I really enjoyed the final journey to Armintrout's Blood Ties world where sacrifices are always required, death is not always permanent and endings are not predictable - who'd have thought that a series so dark could end with a promise of light.

The Turning (Blood Ties, Book 1)
Possession (Blood Ties, Book 2)
Ashes to Ashes (Blood Ties, Book 3)
All Souls' Night (Blood Ties, Book 4)

a voice teacher and early music fan who loves to read5
BAD GUYS GET DEAD - CARRIE GETS WED -SOUL EATER LOSES HEAD.
Thus ends (I think!) Jennifer Armintrout's very excellent 'Blood Ties' quadriligy. I loved everyone of these four books - unending excitement; ongoing suspense and a 'no wasted words' writing style.

And who of us does not relish the 'bad guy' getting his just deserts!?Moreover, our author has the ability to incorporate a dash of humour with all the gore.
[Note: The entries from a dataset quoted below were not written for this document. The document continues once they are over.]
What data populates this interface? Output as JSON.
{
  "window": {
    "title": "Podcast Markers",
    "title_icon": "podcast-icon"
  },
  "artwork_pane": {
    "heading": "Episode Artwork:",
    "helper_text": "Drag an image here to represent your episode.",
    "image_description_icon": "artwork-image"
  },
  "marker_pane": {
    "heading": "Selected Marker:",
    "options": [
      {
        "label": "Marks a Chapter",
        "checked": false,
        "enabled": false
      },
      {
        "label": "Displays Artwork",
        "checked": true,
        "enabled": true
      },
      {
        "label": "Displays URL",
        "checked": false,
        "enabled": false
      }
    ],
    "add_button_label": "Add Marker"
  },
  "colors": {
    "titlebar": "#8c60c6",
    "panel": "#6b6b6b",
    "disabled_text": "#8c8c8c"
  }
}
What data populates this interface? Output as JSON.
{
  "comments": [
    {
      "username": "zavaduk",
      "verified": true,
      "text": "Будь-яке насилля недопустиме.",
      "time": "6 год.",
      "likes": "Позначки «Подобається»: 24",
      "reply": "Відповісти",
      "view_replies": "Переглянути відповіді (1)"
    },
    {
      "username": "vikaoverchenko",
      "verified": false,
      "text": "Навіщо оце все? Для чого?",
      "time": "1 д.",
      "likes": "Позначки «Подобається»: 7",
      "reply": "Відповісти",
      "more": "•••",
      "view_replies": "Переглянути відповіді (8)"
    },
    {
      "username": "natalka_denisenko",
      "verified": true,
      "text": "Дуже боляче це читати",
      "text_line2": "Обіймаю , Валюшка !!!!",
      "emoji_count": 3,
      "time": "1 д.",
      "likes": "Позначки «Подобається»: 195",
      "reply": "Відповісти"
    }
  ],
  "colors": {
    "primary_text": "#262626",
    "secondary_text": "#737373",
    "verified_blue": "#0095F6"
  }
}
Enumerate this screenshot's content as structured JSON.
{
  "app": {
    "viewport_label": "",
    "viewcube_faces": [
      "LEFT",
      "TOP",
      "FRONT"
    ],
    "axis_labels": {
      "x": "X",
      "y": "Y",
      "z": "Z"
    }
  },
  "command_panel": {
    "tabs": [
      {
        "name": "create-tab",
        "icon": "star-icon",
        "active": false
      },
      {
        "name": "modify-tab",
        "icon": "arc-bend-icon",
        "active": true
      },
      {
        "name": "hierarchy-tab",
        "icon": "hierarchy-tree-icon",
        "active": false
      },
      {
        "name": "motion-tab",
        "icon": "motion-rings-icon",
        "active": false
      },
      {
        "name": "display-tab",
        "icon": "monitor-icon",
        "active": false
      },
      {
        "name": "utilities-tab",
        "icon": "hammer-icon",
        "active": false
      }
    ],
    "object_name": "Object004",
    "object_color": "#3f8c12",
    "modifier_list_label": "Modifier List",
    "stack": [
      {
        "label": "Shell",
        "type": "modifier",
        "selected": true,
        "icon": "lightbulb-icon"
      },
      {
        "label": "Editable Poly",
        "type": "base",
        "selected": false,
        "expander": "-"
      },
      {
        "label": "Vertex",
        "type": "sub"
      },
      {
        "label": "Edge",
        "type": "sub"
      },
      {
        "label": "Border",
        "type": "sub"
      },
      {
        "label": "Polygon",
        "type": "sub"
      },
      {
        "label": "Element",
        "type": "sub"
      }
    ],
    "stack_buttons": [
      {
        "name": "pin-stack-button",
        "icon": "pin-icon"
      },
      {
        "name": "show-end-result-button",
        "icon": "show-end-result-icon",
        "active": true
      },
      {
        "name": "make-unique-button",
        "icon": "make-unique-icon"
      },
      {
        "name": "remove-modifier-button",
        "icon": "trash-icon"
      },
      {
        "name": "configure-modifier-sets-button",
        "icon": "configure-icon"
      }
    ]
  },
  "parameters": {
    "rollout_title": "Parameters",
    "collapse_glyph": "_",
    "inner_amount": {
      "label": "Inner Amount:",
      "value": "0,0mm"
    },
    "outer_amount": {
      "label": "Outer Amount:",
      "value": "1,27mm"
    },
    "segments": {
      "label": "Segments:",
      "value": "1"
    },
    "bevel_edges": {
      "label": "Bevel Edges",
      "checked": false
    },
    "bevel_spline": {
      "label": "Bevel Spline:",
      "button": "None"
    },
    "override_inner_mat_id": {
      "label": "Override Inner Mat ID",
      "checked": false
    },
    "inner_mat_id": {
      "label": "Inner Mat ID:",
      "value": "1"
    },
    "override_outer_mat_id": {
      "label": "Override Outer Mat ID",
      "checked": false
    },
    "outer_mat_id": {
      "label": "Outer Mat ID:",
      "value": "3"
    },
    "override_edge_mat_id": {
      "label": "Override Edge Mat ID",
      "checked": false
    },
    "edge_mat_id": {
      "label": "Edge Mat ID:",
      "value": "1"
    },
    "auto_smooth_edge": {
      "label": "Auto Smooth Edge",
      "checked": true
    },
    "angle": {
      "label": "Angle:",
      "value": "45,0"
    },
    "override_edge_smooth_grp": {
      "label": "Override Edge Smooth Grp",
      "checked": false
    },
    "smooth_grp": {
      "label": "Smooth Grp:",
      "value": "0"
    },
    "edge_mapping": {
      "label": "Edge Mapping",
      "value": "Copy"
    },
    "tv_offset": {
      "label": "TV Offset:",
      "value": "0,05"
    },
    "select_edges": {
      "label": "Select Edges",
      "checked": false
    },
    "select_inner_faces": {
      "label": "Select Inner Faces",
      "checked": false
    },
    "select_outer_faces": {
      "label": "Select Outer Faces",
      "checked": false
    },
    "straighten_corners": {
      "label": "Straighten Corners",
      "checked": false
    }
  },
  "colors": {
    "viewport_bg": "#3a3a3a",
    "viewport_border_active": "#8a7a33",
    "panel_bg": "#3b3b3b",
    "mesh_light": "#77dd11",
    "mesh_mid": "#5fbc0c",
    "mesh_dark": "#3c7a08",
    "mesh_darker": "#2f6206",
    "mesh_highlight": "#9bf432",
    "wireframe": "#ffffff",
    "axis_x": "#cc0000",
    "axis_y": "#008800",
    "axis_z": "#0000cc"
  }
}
With all of the supernatural, paranormal, subnormal and abnormal literature flooding the marketplace, it's great to 'hit' upon a skillfully written series such as this. Sure hope there are more!!!

Publishers Weekly in describing Book 1: 'The Turning': "This fast, furious novel is a squirm-inducing treat." Believe me when I say that this comment could apply to all four of these books.